Into the home stretch and the entries just keep getting better! The only advice I'd like to offer this time is to be careful to read the instructions carefully. They included the specific folder where the files were located and I noticed several misinterpretations in the scripts. Some included a mandatory Path parameter and others had a default Path that was not the specified folder. Including an optional Path with the correct default would certainly be acceptable, but not those variations.

The instructions also included some ambiguity about what the log file actually contains. Was the client IP address in the first column (as specified in the instructions) or in a different column (as presented in the example logs)?

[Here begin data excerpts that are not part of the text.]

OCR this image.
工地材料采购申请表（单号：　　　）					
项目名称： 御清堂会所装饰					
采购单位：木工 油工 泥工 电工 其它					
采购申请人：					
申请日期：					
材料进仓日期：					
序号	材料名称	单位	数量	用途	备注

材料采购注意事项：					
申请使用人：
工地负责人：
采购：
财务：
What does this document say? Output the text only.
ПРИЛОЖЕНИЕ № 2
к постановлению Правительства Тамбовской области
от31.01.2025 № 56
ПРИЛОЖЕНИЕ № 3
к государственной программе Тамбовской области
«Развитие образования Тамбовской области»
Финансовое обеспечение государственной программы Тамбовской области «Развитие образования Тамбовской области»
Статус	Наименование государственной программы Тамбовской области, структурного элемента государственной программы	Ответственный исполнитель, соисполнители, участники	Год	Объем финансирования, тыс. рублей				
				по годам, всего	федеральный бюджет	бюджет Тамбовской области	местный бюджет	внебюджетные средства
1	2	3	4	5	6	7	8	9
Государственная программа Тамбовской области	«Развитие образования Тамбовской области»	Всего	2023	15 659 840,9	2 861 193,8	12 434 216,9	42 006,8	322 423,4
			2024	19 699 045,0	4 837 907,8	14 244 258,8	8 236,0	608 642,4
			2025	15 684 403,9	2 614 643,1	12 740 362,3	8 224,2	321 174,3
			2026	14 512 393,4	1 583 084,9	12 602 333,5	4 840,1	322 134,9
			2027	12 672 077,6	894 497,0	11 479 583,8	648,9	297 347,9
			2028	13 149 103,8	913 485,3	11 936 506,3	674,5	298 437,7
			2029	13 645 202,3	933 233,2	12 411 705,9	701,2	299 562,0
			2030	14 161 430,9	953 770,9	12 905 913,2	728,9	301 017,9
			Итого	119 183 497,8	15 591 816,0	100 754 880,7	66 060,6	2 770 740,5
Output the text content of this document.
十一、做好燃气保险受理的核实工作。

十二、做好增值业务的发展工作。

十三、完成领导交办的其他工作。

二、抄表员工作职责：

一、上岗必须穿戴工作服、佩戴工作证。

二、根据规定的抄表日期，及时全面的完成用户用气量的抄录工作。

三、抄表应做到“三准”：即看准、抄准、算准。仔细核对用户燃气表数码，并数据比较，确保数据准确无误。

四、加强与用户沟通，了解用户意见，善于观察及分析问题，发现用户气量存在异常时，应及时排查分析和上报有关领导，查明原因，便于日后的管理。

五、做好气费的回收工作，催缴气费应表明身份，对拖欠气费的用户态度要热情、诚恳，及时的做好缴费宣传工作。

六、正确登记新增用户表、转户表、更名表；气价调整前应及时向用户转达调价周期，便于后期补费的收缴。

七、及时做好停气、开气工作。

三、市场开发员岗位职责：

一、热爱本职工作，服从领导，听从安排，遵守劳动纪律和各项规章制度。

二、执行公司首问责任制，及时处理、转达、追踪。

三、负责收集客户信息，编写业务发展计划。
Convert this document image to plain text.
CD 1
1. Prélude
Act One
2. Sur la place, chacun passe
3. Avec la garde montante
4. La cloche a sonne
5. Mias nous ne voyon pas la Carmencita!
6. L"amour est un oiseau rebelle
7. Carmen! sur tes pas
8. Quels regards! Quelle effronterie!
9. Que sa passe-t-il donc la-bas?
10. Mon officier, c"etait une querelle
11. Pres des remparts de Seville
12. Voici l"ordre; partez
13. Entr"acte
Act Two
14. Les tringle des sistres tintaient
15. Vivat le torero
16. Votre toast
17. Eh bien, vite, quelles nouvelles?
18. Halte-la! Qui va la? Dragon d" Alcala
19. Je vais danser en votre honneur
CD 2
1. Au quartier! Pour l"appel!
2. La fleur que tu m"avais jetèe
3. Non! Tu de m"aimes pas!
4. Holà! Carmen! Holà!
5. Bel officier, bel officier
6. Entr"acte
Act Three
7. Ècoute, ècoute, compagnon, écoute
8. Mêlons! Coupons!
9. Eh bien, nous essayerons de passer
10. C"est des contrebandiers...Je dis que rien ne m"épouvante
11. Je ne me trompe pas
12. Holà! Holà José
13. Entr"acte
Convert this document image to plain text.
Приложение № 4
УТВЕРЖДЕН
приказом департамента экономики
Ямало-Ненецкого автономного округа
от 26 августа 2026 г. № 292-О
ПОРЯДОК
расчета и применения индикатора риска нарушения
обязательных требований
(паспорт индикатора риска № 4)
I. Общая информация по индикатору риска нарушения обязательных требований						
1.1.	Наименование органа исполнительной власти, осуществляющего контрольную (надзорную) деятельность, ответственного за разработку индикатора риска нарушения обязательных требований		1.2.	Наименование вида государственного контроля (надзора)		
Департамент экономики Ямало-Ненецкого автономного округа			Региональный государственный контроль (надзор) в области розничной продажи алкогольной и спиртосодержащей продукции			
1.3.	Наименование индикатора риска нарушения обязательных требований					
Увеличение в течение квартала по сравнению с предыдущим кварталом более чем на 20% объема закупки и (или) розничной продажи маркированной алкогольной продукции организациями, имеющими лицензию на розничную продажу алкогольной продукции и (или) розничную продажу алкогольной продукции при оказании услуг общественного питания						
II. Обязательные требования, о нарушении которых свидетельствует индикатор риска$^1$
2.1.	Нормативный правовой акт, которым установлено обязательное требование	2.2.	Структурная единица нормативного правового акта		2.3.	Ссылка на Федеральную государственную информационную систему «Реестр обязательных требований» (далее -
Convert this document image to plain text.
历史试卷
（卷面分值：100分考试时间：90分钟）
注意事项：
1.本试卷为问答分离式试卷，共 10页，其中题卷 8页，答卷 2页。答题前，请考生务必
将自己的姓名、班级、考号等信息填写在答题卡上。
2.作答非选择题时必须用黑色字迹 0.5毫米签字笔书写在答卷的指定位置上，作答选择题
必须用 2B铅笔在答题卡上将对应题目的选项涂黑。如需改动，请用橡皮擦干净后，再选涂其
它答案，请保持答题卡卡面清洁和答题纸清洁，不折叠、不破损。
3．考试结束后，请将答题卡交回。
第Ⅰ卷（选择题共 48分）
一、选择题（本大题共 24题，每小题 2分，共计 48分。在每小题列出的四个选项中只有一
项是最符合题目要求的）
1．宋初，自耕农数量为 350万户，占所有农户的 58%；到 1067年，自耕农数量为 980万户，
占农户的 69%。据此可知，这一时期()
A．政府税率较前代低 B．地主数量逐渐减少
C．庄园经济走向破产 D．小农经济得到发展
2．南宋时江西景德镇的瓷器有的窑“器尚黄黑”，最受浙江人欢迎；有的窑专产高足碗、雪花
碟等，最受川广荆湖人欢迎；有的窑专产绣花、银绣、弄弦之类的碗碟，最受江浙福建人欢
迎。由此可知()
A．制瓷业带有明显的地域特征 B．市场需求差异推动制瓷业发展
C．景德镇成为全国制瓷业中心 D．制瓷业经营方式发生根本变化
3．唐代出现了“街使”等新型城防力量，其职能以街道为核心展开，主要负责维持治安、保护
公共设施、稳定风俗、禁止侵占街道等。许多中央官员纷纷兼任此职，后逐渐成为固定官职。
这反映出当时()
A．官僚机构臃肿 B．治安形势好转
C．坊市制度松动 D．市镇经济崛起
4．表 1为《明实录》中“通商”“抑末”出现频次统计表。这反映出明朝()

There were a number of entries that just searched the logs for IP addresses and returned all of them. This approach would not be able to distinguished between the client and server addresses, which would give a wrong answer. Another approach searched for the "c-ip" column, but this would only work if the log files were as in the samples. Another method, select the second IP address in a line would also only work on the sample log style. There weren't many entries that supported both file types, but one of them did it in a very concise manner, checking the first and ninth columns for an IP address and selecting the correct one.

Most of the entries used Sort-Object -Unique or Select-Object -Unique to eliminate duplicates, which was the first approach that I thought of. There were several entries, however, that used alternate methods that I thought were quite clever applications of PowerShell technology: hash tables with the IP address as the key, and Group-Object on the IP address. Both options provided a fairly simple way to also report the instance count for each address.

Returning an instance count sounds like an interesting option, but after thinking about it some more, I'm not so sure. Counts of the number of sessions and the hits per session would be much more interesting than the raw hits count. But that's way, way beyond the scope of this event.

Anyway, just one more event to go. I'm expecting a spectacular finish!

About the Author

Art Beane

Howdy from Houston, TX. I’ve been consulting on how to use computers for almost 40 years, including everything from designing global networks to data centers to email, storage, virtualization, directories, automation and more. I’ve become a passionate user of PowerShell since it came out and use it whereever I can.

One Comment

  1. I used a hash table in mine (and provided the option to return instance counts), but the instance counts were something of an afterthought, and easy to get with the hash table.
    The primary reason for using the hash table was speed..

    250MB of IIS logs produces about a half million address instances. On my system, it takes sort-object -unique about 8 minutes to de-dupe that. Select-object -unique is much better, at a little over 2 minutes. A hash table in a filter script did it in 2.7 seconds.